Muni broadband systems – public utility law generally treats privately owned utilities differently than publicly owned ones. Cities are largely exempt from California Public Utility Commission regulation, for example. But Wheeler clearly believes muni broadband falls under the FCC’s jurisdiction. Does he plan to include city-provided “broadband Internet access service” in the new rules? And what about dark fiber, conduit and pole access and other facilities offered by cities? Assuming Wheeler is right about the commission’s authority – I don’t FWIW – you can make a fair argument that level playing field obligations should apply to any provider, regardless of ownership.
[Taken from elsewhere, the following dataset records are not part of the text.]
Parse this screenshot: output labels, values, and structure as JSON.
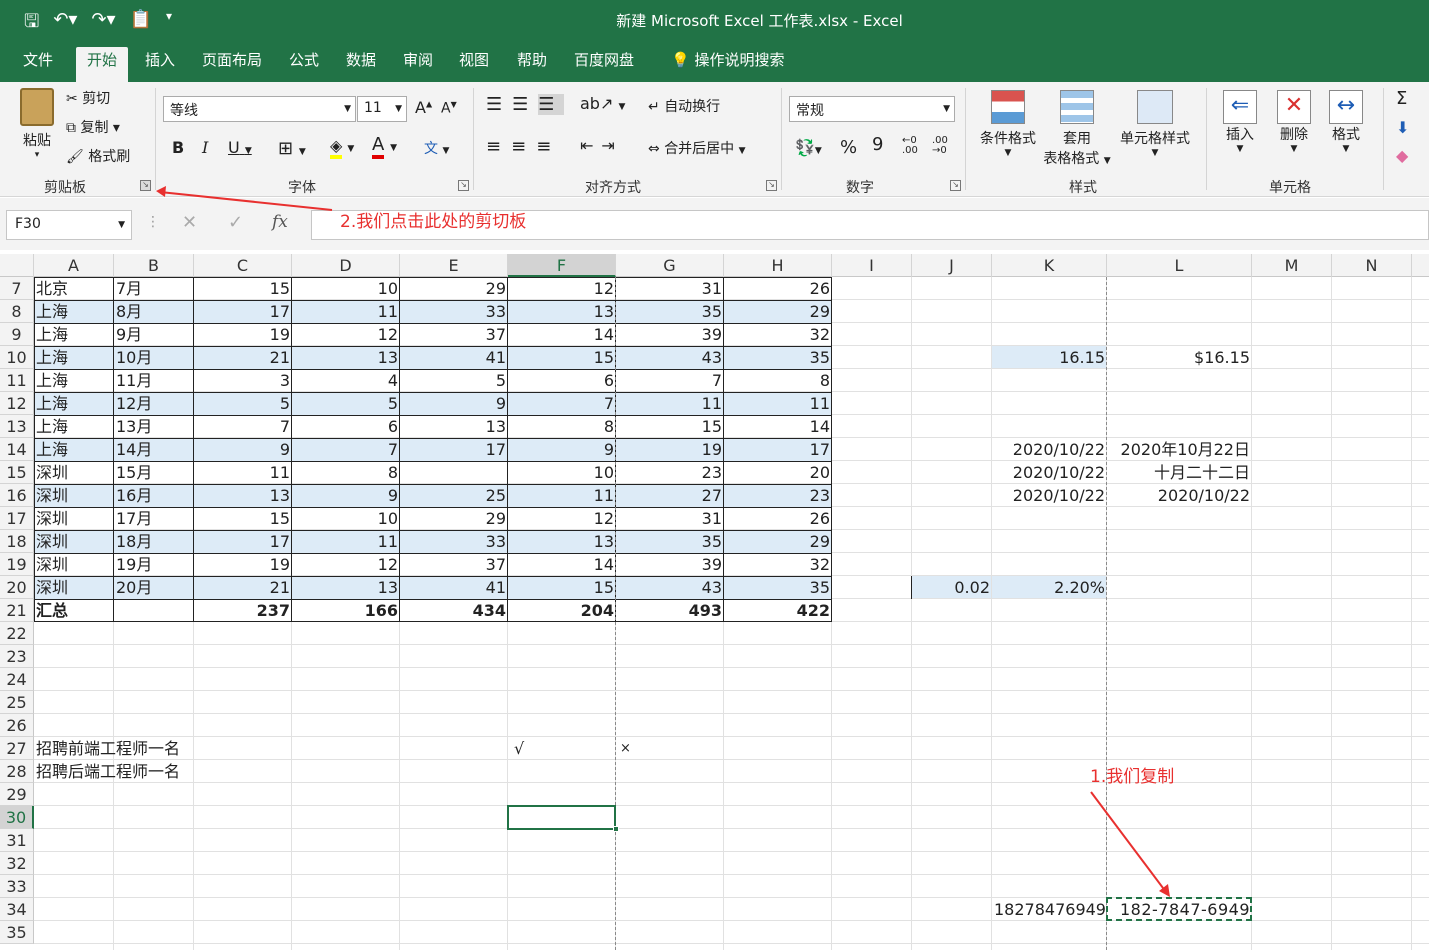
{
  "title": "新建 Microsoft Excel 工作表.xlsx  -  Excel",
  "tabs": [
    "文件",
    "开始",
    "插入",
    "页面布局",
    "公式",
    "数据",
    "审阅",
    "视图",
    "帮助",
    "百度网盘",
    "操作说明搜索"
  ],
  "ribbon": {
    "clipboard": {
      "paste": "粘贴",
      "cut": "剪切",
      "copy": "复制",
      "format_painter": "格式刷",
      "label": "剪贴板"
    },
    "font": {
      "name": "等线",
      "size": "11",
      "label": "字体",
      "bold": "B",
      "italic": "I",
      "underline": "U",
      "grow": "A",
      "shrink": "A",
      "color": "A",
      "wen": "文"
    },
    "align": {
      "wrap": "自动换行",
      "merge": "合并后居中",
      "label": "对齐方式"
    },
    "number": {
      "format": "常规",
      "label": "数字",
      "percent": "%",
      "comma": "9"
    },
    "styles": {
      "conditional": "条件格式",
      "table_line1": "套用",
      "table_line2": "表格格式",
      "cell_styles": "单元格样式",
      "label": "样式"
    },
    "cells": {
      "insert": "插入",
      "delete": "删除",
      "format": "格式",
      "label": "单元格"
    }
  },
  "formula_bar": {
    "name_box": "F30",
    "fx": "fx",
    "value": ""
  },
  "annotations": {
    "step2": "2.我们点击此处的剪切板",
    "step1": "1.我们复制"
  },
  "columns": [
    "A",
    "B",
    "C",
    "D",
    "E",
    "F",
    "G",
    "H",
    "I",
    "J",
    "K",
    "L",
    "M",
    "N"
  ],
  "rows": [
    "7",
    "8",
    "9",
    "10",
    "11",
    "12",
    "13",
    "14",
    "15",
    "16",
    "17",
    "18",
    "19",
    "20",
    "21",
    "22",
    "23",
    "24",
    "25",
    "26",
    "27",
    "28",
    "29",
    "30",
    "31",
    "32",
    "33",
    "34",
    "35"
  ],
  "table": [
    [
      "北京",
      "7月",
      "15",
      "10",
      "29",
      "12",
      "31",
      "26"
    ],
    [
      "上海",
      "8月",
      "17",
      "11",
      "33",
      "13",
      "35",
      "29"
    ],
    [
      "上海",
      "9月",
      "19",
      "12",
      "37",
      "14",
      "39",
      "32"
    ],
    [
      "上海",
      "10月",
      "21",
      "13",
      "41",
      "15",
      "43",
      "35"
    ],
    [
      "上海",
      "11月",
      "3",
      "4",
      "5",
      "6",
      "7",
      "8"
    ],
    [
      "上海",
      "12月",
      "5",
      "5",
      "9",
      "7",
      "11",
      "11"
    ],
    [
      "上海",
      "13月",
      "7",
      "6",
      "13",
      "8",
      "15",
      "14"
    ],
    [
      "上海",
      "14月",
      "9",
      "7",
      "17",
      "9",
      "19",
      "17"
    ],
    [
      "深圳",
      "15月",
      "11",
      "8",
      "",
      "10",
      "23",
      "20"
    ],
    [
      "深圳",
      "16月",
      "13",
      "9",
      "25",
      "11",
      "27",
      "23"
    ],
    [
      "深圳",
      "17月",
      "15",
      "10",
      "29",
      "12",
      "31",
      "26"
    ],
    [
      "深圳",
      "18月",
      "17",
      "11",
      "33",
      "13",
      "35",
      "29"
    ],
    [
      "深圳",
      "19月",
      "19",
      "12",
      "37",
      "14",
      "39",
      "32"
    ],
    [
      "深圳",
      "20月",
      "21",
      "13",
      "41",
      "15",
      "43",
      "35"
    ],
    [
      "汇总",
      "",
      "237",
      "166",
      "434",
      "204",
      "493",
      "422"
    ]
  ],
  "extra": {
    "k10": "16.15",
    "l10": "$16.15",
    "k14": "2020/10/22",
    "l14": "2020年10月22日",
    "k15": "2020/10/22",
    "l15": "十月二十二日",
    "k16": "2020/10/22",
    "l16": "2020/10/22",
    "j20": "0.02",
    "k20": "2.20%",
    "a27": "招聘前端工程师一名",
    "f27": "√",
    "g27": "×",
    "a28": "招聘后端工程师一名",
    "k34": "18278476949",
    "l34": "182-7847-6949"
  }
}
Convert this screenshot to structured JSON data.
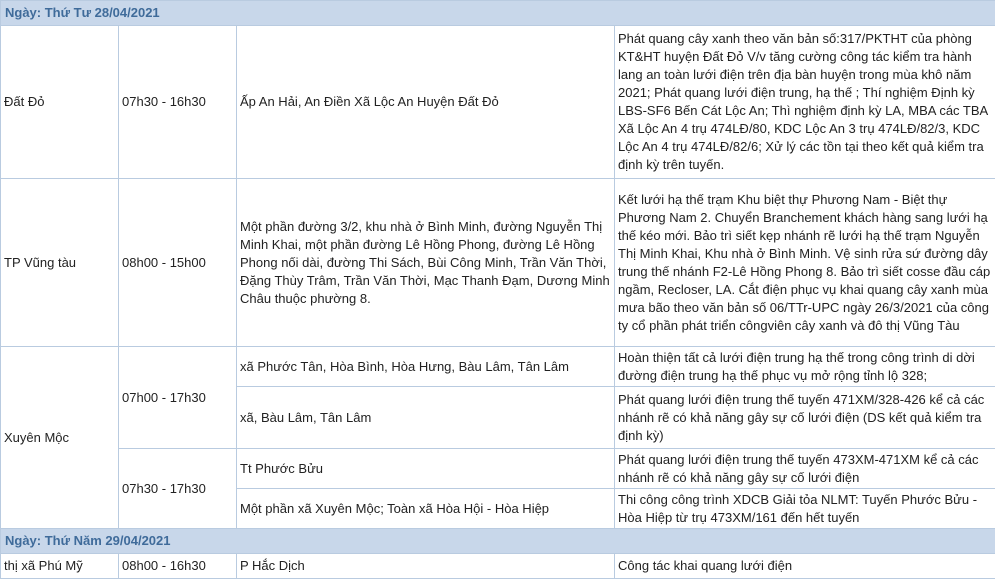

Role of state commissions – federal law acknowledges the role of both state public utility commissions and the FCC in regulating common carrier telecommunication services. The diffuse nature of the Internet lends itself to a federalised approach, but some of the things Wheeler wants to regulate – pole and conduit access, VoIP service, consumer complaints – are at least partially under state control now, and governed mostly by land line phone rules (with some cable exceptions thrown in). The wireless industry, on the other hand, is federally regulated. Expect years of work to sort it out.

Merging broadband into existing cable and telco rules – wireline telcos are deep under legacy regulation, wireless carriers less so but still have some common carrier obligations. Cable companies fought a bitter battle over the years to avoid any hint of utility style control. Wheeler holds mobile telephone rules up as an example of how broadband regulation should work – will that be where it all comes together? With voice and video migrating to IP, trying to enforce four different rulebooks – telco, mobile, cable and, now, broadband – will be impossible.

Universal service – Wheeler shouts out that broadband providers won’t have to pay into the Universal Service Fund, but also says they’ll get some level of support from it. What about universal service obligations, though? Will ISPs have to meet build out requirements, like cable companies (at least in California) and telcos theoretically do now?

Middle and last mile unbundling – Wheeler is promising “no last-mile unbundling” for broadband providers, but that’s going to hard to square with his apparent goal of creating a level playing field. Incumbent wireline telephone companies have to allow some ISPs access to their central offices and last mile copper. Will that disappear with the coming transition to all-IP service? If not, why shouldn’t cable companies bear the same burden? And what about middle mile fiber – Wheeler plans to “address issues that may arise in the exchange of traffic between mass-market broadband providers and edge providers”. Access to dark fiber will be at the top of that list.

We’ll have to wait until the FCC meets at the end of the month to get the answers, if everyone plays by the rules. It shouldn’t be a Beltway game, though, so let’s hope they don’t.